Over the past few weeks, I’ve had the privilege of walking down memory lane.

Once with my college classmate Charlie, and the other with a few of our district churches during a morning message. It’s hard to believe that it’s been 29 years since I graduated from college.
As I reflected on my experiences, I also remembered how long it took me to get a job after I graduated. Fortunately, during the time that I was in limbo having a degree but not enough experience and no money, my Daddy allowed me to return to the family business of Brown Cement Finishing. I'd worked the summers with Daddy since I was 13 years old, and now I was back, working just enough to pay Daddy rent because I couldn't afford an apartment.
Six months after graduation, I finally landed my first job as a technical consultant where I installed computer networks for public schools systems.

While working at this company, I had to attend a few training sessions. The first of these sessions was a weeklong orientation in San Diego with the technical division of the company.
Having just graduated from college a few months earlier, I was thrilled at the opportunity to go to the west coast. There was only one problem: I had never flown on an airplane before. I'd never even been to the airport. So I had to rely on my parents’ sense of direction and timing to get me there on time. Big mistake!
We were late because my parents miscalculated the time that it took to get from our home to the airport leaving me with just 20 minutes to make my flight. After clearing security and knowing nothing of the train system, I picked up my brown Samsonite suitcase (think 1970s luggage) and began sprinting like a crazy through the airport terminal.

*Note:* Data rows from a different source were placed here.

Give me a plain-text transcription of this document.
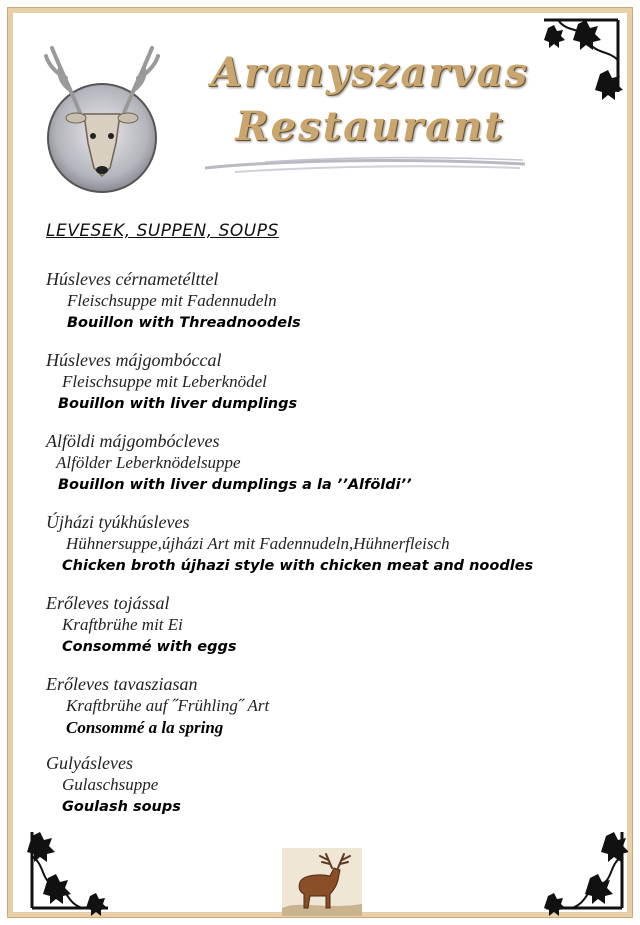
Aranyszarvas
Restaurant
LEVESEK, SUPPEN, SOUPS
Húsleves cérnametélttel
Fleischsuppe mit Fadennudeln
Bouillon with Threadnoodels
Húsleves májgombóccal
Fleischsuppe mit Leberknödel
Bouillon with liver dumplings
Alföldi májgombócleves
Alfölder Leberknödelsuppe
Bouillon with liver dumplings a la ’’Alföldi’’
Újházi tyúkhúsleves
Hühnersuppe,újházi Art mit Fadennudeln,Hühnerfleisch
Chicken broth újhazi style with chicken meat and noodles
Erőleves tojással
Kraftbrühe mit Ei
Consommé with eggs
Erőleves tavasziasan
Kraftbrühe auf ˝Frühling˝ Art
Consommé a la spring
Gulyásleves
Gulaschsuppe
Goulash soups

As I was running and pushing people out of my way, I couldn't help but think about my parents didn't listen to me plead with them about the importance of being at the airport at least an hour before take-off. Right before the flight attendant closed the airplane door, I darted onto the plane. Once I found my seat and began to catch my breath, the plane took off. As I looked out at the open blue sky from my window seat, something about the shape of the clouds suggested that I was beginning to see a much bigger world than my parents’ boxed-in way of seeing the world.
Like my parents during my San Diego trip, thinking outside the box is something that most of us have a hard time doing. It's much easier not to question anything and accept that this is just the way that things always have been. For some of us, asking, especially in the area of faith, is something that is frowned upon tremendously.
We often find that in asking questions about life’s difficulties that we still have more unanswered questions remaining. There are not always solid answers, and sometimes what we discover challenges our worldview—the way that we see the world.
Concrete answers are reassuring. They are durable, stable, and something that we count on. This scenario is especially real when being pulled in different directions on an issue, and we don’t know what to do or which way to turn. But what seems to works for one person as a solid worldview can be a barrier that blocks and challenges another person’s way of seeing the world.
Our way of seeing relies on a set of underlying assumptions and beliefs about the nature of reality and how it may be known. Like a pair of glasses that we wear, we get so used to our way of seeing the world that we forget that we are interpreting everything we see through these glasses all the time. We think we see things the way things are. If someone sees the world differently, we automatically assume that the person is wrong!
But life isn't that simple, and most of the complex situations that we deal with in life are not in a closed system of either right or wrong. Instead, real-life struggles are often open-ended situations with no single correct answer and require an open system worldview where there’s room for multiple perspectives. These type of conflicts requires a quantum leap of removing our worldview glasses to think outside the box.
Thinking outside of the established way of seeing the world can be very threatening. And because of this threat, we rarely examine or question our faith worldview. And when others see or do things differently, the tendency is often to think they are wrong immediately. Then, we feel that we must teach them the right way.
This week I encourage you to not to be boxed in and to have the faith to listen to another's viewpoint—even if you don't necessarily agree with it.